What I liked most about "Toy Story 2" is its simple but important message for kids: that fat men who collect children's toys are dangerous and evil. Kids, keep away from comic book shops, don't stay at home learning magic tricks when the other kids are playing sports, and don't ever buy any "Magic: The Gathering" cards or join the Society for Creative Anachronism. If you do, you'll end up as a fat, friendless, bearded weirdo. This goes for the girls, too.

I also enjoyed how much personality and emotion these little dolls had. Each one has a distinct personality, and it is expressed consistently through the actions and expressions. The writers had a hell of a lot more fun making these dolls human than most screenwriting assholes do with actors. I guess it's because the writers liked these dolls, while nobody likes real actors.

"Toy Story 2" is sort of like an Ingmar Bergman take on toys, but a hell of a lot funnier than that pouty Swede would have made it. It's about mortality. Not the mortality of a person, although I wouldn't have cried if little Andy had been squashed by a car. It's about the mortality of toys, and what happens to them after their owners outgrow them. This is a concept the six-year-olds in the crowd didn't get. I'm sure they didn't, because most of them were climbing over their seat backs by this time. But I got it and it was handle pretty damn well. They didn't sugar coat the message, and they didn't force it into a commercial for Disney toys.

Hey Kids, get Filthy's Reading, Listening and Movie Picks for this week.

I guess we're supposed to be able relate our own fears about being loved and dying to this. Would I rather live forever in a sterile environment or live a short life with the things I love. I suppose it depends on whether they got the porno channels in the sterile environment. And, what about my dogs? Can they come with me? Maybe just Sophie, not Scooter. She would pee on my eternal carpet.

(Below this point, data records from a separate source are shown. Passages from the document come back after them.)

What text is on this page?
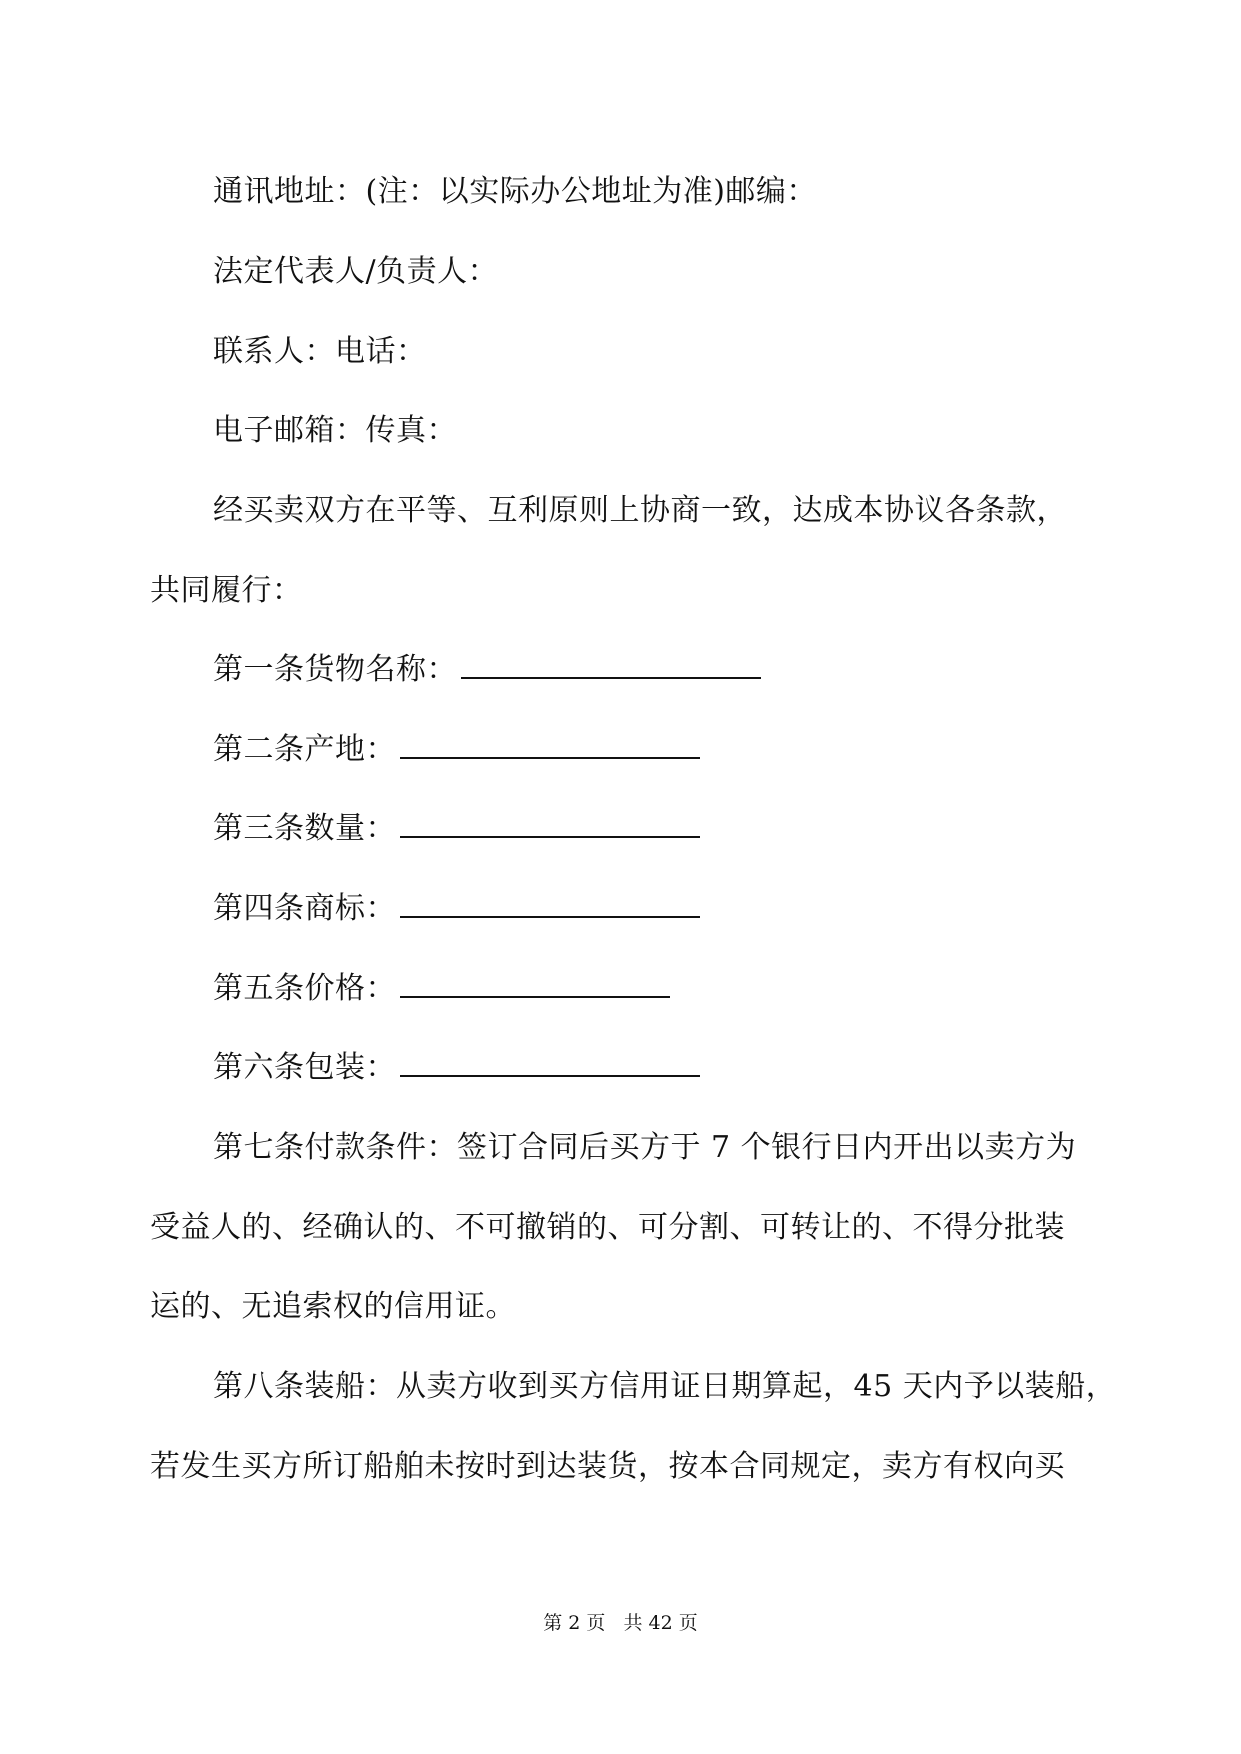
通讯地址：(注：以实际办公地址为准)邮编：
法定代表人/负责人：
联系人：电话：
电子邮箱：传真：
经买卖双方在平等、互利原则上协商一致，达成本协议各条款，
共同履行：
第一条货物名称：
第二条产地：
第三条数量：
第四条商标：
第五条价格：
第六条包装：
第七条付款条件：签订合同后买方于 7 个银行日内开出以卖方为
受益人的、经确认的、不可撤销的、可分割、可转让的、不得分批装
运的、无追索权的信用证。
第八条装船：从卖方收到买方信用证日期算起，45 天内予以装船，
若发生买方所订船舶未按时到达装货，按本合同规定，卖方有权向买
第 2 页 共 42 页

The movie's pretty fucking funny, too. Buzz has a Luke-Darth showdown with his enemy. The Barbies in the toy store are having a permanent, mindless beach party. The action is more entertaining than the overblown, "look how big this is" shit in real action movies. In fact, every action scene is exciting and pokes fun at the action formula that Arnold and the rest of those big movie dicks with thinning hair make. The funniest part is how dead on they pantomime the big action movies.

The one big mistake is a sappy ballad sung by Cowgirl Jesse about how she saw her owner grow up and lose interest in her. It was as dopey as one of the skits on those misguided "teen" shows on the Christian channels. I mean, it's so corny and sappy that it loses all impact. I thought I would puke all over the kid in front of me. And the damn kids in the audience didn't watch it because they didn't give a flying fuck about a slow, dorky song. So, who was this for? I guess the moms and dads in the audience who cry after reading greeting cards. Maybe it will inspire them to go buy more Disney nostalgia shit.

While the computer animation is impressive, and almost as good a use of all this technology as my site, the people look freaky. They just look stick-like and unnatural. It was distracting and it made annoying little Andy even more annoying.

The only other gripe is that the movie was too long for the kids in my theater. By the end, they were all crawling around like fucking monkeys, and they were yapping about everything but the movie. I would have grabbed the kid in front of me and wrung his little neck, but I have had to speak to too many cops about managing my anger in the past to do that again.

Four hearty fingers for "Toy Story 2." I feel plenty weird recommending a Disney movie to people, but I have to be fair if I ever want Roger Ebert to take notice and invite me on his show. If Roger is reading, he should know what a God damn good-looking man I am.